BBa_K398200 AlnA 62977.ACIAD0697
BBa_K398201 OprG 160488.PP_0504
BBa_K398300 AlkS 399739.Pmen_0429
BBa_K398400 Prefoldin-alpha 70601.PH0527
BBa_K398401 Prefoldin-beta 70601.PH0532
  • For each protein, the interactions stored in STRING where gathered.
  • For each found interacting protein, E. coli homologs where gathered.
  • This results in a combination of interactions with their E. coli homologs. The likelyness of this being a true interaction depends on the STRING interaction score (Data from publication text mining, microarrays and other sources) and the BLAST score (The homolog mapping step).


Result

Prefoldin interaction mapping

The network below shows the putative interactions of the prefoldin biobricks, and any interacting proteins that do not have homologs in E. coli.

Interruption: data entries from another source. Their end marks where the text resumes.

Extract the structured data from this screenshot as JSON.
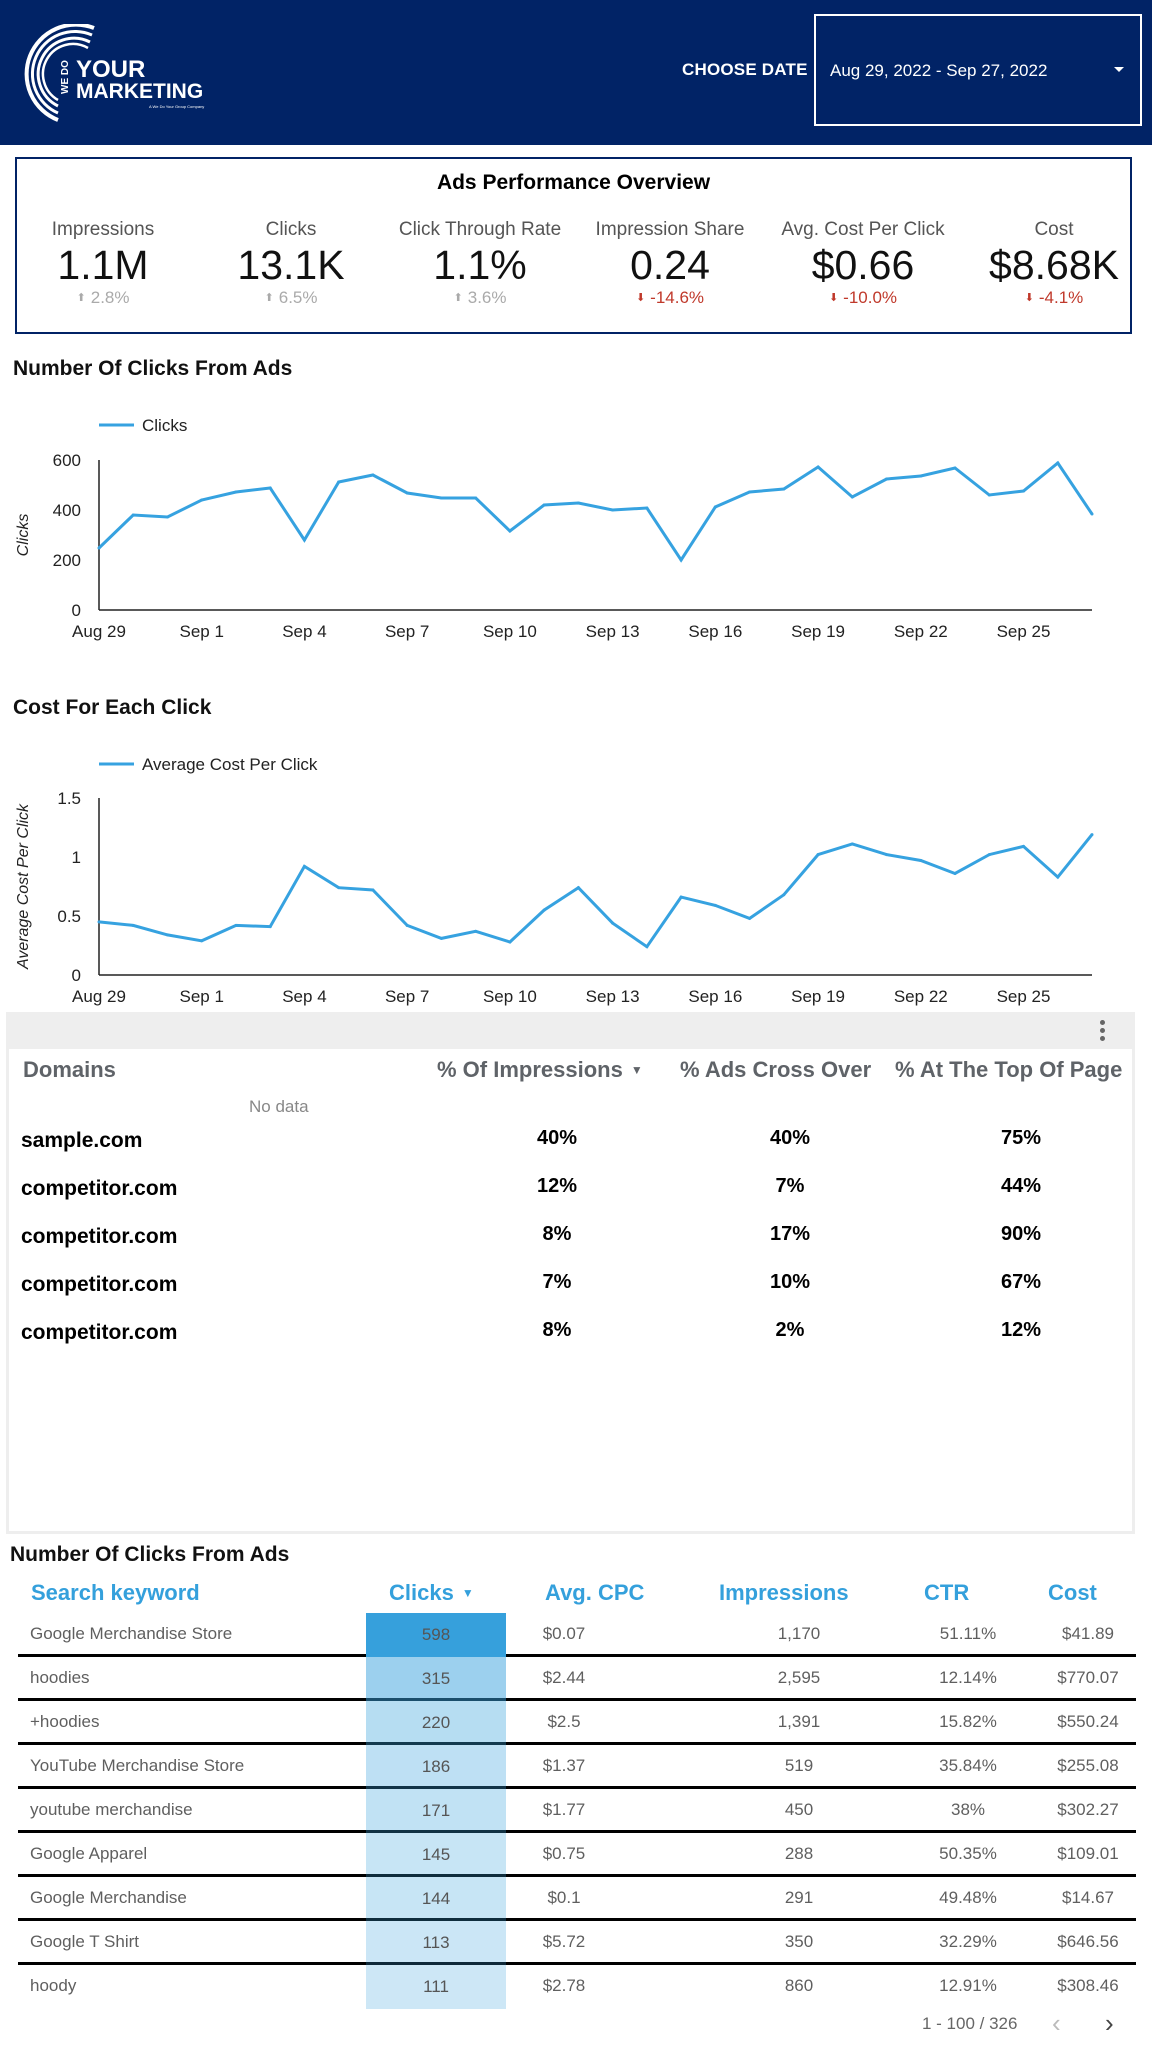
{
  "header": {
    "logo": {
      "line1_small": "WE DO",
      "line1": "YOUR",
      "line2": "MARKETING",
      "tagline": "A We Do Your Group Company"
    },
    "choose_date_label": "CHOOSE DATE",
    "date_range": "Aug 29, 2022 - Sep 27, 2022",
    "brand_color": "#012366"
  },
  "overview": {
    "title": "Ads Performance Overview",
    "kpis": [
      {
        "label": "Impressions",
        "value": "1.1M",
        "delta": "2.8%",
        "direction": "up"
      },
      {
        "label": "Clicks",
        "value": "13.1K",
        "delta": "6.5%",
        "direction": "up"
      },
      {
        "label": "Click Through Rate",
        "value": "1.1%",
        "delta": "3.6%",
        "direction": "up"
      },
      {
        "label": "Impression Share",
        "value": "0.24",
        "delta": "-14.6%",
        "direction": "down"
      },
      {
        "label": "Avg. Cost Per Click",
        "value": "$0.66",
        "delta": "-10.0%",
        "direction": "down"
      },
      {
        "label": "Cost",
        "value": "$8.68K",
        "delta": "-4.1%",
        "direction": "down"
      }
    ]
  },
  "sections": {
    "clicks_chart_title": "Number Of Clicks From Ads",
    "cpc_chart_title": "Cost For Each Click",
    "keyword_table_title": "Number Of Clicks From Ads"
  },
  "chart_data": [
    {
      "type": "line",
      "title": "Number Of Clicks From Ads",
      "xlabel": "",
      "ylabel": "Clicks",
      "ylim": [
        0,
        600
      ],
      "yticks": [
        "0",
        "200",
        "400",
        "600"
      ],
      "xticks": [
        "Aug 29",
        "Sep 1",
        "Sep 4",
        "Sep 7",
        "Sep 10",
        "Sep 13",
        "Sep 16",
        "Sep 19",
        "Sep 22",
        "Sep 25"
      ],
      "legend": "top-left",
      "grid": false,
      "color": "#36a2e0",
      "x": [
        "Aug 29",
        "Aug 30",
        "Aug 31",
        "Sep 1",
        "Sep 2",
        "Sep 3",
        "Sep 4",
        "Sep 5",
        "Sep 6",
        "Sep 7",
        "Sep 8",
        "Sep 9",
        "Sep 10",
        "Sep 11",
        "Sep 12",
        "Sep 13",
        "Sep 14",
        "Sep 15",
        "Sep 16",
        "Sep 17",
        "Sep 18",
        "Sep 19",
        "Sep 20",
        "Sep 21",
        "Sep 22",
        "Sep 23",
        "Sep 24",
        "Sep 25",
        "Sep 26",
        "Sep 27"
      ],
      "series": [
        {
          "name": "Clicks",
          "values": [
            248,
            380,
            372,
            440,
            472,
            488,
            280,
            512,
            540,
            468,
            448,
            448,
            316,
            420,
            428,
            400,
            408,
            200,
            412,
            472,
            484,
            572,
            452,
            524,
            536,
            568,
            460,
            476,
            588,
            384
          ]
        }
      ]
    },
    {
      "type": "line",
      "title": "Cost For Each Click",
      "xlabel": "",
      "ylabel": "Average Cost Per Click",
      "ylim": [
        0,
        1.5
      ],
      "yticks": [
        "0",
        "0.5",
        "1",
        "1.5"
      ],
      "xticks": [
        "Aug 29",
        "Sep 1",
        "Sep 4",
        "Sep 7",
        "Sep 10",
        "Sep 13",
        "Sep 16",
        "Sep 19",
        "Sep 22",
        "Sep 25"
      ],
      "legend": "top-left",
      "grid": false,
      "color": "#36a2e0",
      "x": [
        "Aug 29",
        "Aug 30",
        "Aug 31",
        "Sep 1",
        "Sep 2",
        "Sep 3",
        "Sep 4",
        "Sep 5",
        "Sep 6",
        "Sep 7",
        "Sep 8",
        "Sep 9",
        "Sep 10",
        "Sep 11",
        "Sep 12",
        "Sep 13",
        "Sep 14",
        "Sep 15",
        "Sep 16",
        "Sep 17",
        "Sep 18",
        "Sep 19",
        "Sep 20",
        "Sep 21",
        "Sep 22",
        "Sep 23",
        "Sep 24",
        "Sep 25",
        "Sep 26",
        "Sep 27"
      ],
      "series": [
        {
          "name": "Average Cost Per Click",
          "values": [
            0.45,
            0.42,
            0.34,
            0.29,
            0.42,
            0.41,
            0.92,
            0.74,
            0.72,
            0.42,
            0.31,
            0.37,
            0.28,
            0.55,
            0.74,
            0.44,
            0.24,
            0.66,
            0.59,
            0.48,
            0.68,
            1.02,
            1.11,
            1.02,
            0.97,
            0.86,
            1.02,
            1.09,
            0.83,
            1.19
          ]
        }
      ]
    }
  ],
  "domains_table": {
    "no_data_text": "No data",
    "columns": [
      "Domains",
      "% Of Impressions",
      "% Ads Cross Over",
      "% At The Top Of Page"
    ],
    "sorted_column": "% Of Impressions",
    "rows": [
      {
        "domain": "sample.com",
        "impressions": "40%",
        "cross_over": "40%",
        "top_of_page": "75%"
      },
      {
        "domain": "competitor.com",
        "impressions": "12%",
        "cross_over": "7%",
        "top_of_page": "44%"
      },
      {
        "domain": "competitor.com",
        "impressions": "8%",
        "cross_over": "17%",
        "top_of_page": "90%"
      },
      {
        "domain": "competitor.com",
        "impressions": "7%",
        "cross_over": "10%",
        "top_of_page": "67%"
      },
      {
        "domain": "competitor.com",
        "impressions": "8%",
        "cross_over": "2%",
        "top_of_page": "12%"
      }
    ]
  },
  "keyword_table": {
    "columns": [
      "Search keyword",
      "Clicks",
      "Avg. CPC",
      "Impressions",
      "CTR",
      "Cost"
    ],
    "sorted_column": "Clicks",
    "header_color": "#34a0dc",
    "rows": [
      {
        "keyword": "Google Merchandise Store",
        "clicks": "598",
        "avg_cpc": "$0.07",
        "impressions": "1,170",
        "ctr": "51.11%",
        "cost": "$41.89"
      },
      {
        "keyword": "hoodies",
        "clicks": "315",
        "avg_cpc": "$2.44",
        "impressions": "2,595",
        "ctr": "12.14%",
        "cost": "$770.07"
      },
      {
        "keyword": "+hoodies",
        "clicks": "220",
        "avg_cpc": "$2.5",
        "impressions": "1,391",
        "ctr": "15.82%",
        "cost": "$550.24"
      },
      {
        "keyword": "YouTube Merchandise Store",
        "clicks": "186",
        "avg_cpc": "$1.37",
        "impressions": "519",
        "ctr": "35.84%",
        "cost": "$255.08"
      },
      {
        "keyword": "youtube merchandise",
        "clicks": "171",
        "avg_cpc": "$1.77",
        "impressions": "450",
        "ctr": "38%",
        "cost": "$302.27"
      },
      {
        "keyword": "Google Apparel",
        "clicks": "145",
        "avg_cpc": "$0.75",
        "impressions": "288",
        "ctr": "50.35%",
        "cost": "$109.01"
      },
      {
        "keyword": "Google Merchandise",
        "clicks": "144",
        "avg_cpc": "$0.1",
        "impressions": "291",
        "ctr": "49.48%",
        "cost": "$14.67"
      },
      {
        "keyword": "Google T Shirt",
        "clicks": "113",
        "avg_cpc": "$5.72",
        "impressions": "350",
        "ctr": "32.29%",
        "cost": "$646.56"
      },
      {
        "keyword": "hoody",
        "clicks": "111",
        "avg_cpc": "$2.78",
        "impressions": "860",
        "ctr": "12.91%",
        "cost": "$308.46"
      }
    ],
    "pagination": {
      "label": "1 - 100 / 326",
      "prev": "‹",
      "next": "›"
    }
  }
}
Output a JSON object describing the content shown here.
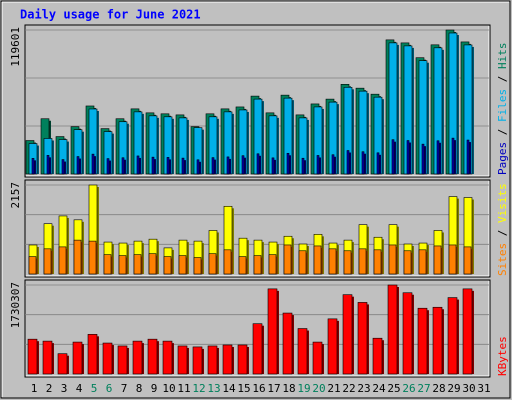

  • Green: E. coli homologs of a Pyrococcus protein that is interacting with prefoldin, according to the STRING database.
  • Red: Missing homolog.


As prefoldin is working in E. coli, one could argue that this is because it is interacting with the green proteins. This could be a hint for more research into the Pyrococcus prefoldin proteins.


Alkane degradation pathway interaction mapping

Additionally, the alkane degradation proteins where also entered into the mapping tool, as shown below. However, we already know how this system works. The STRING interactions probably just show parts of the pathway proteins that are expressed together, hence this analysis is a lot less useful.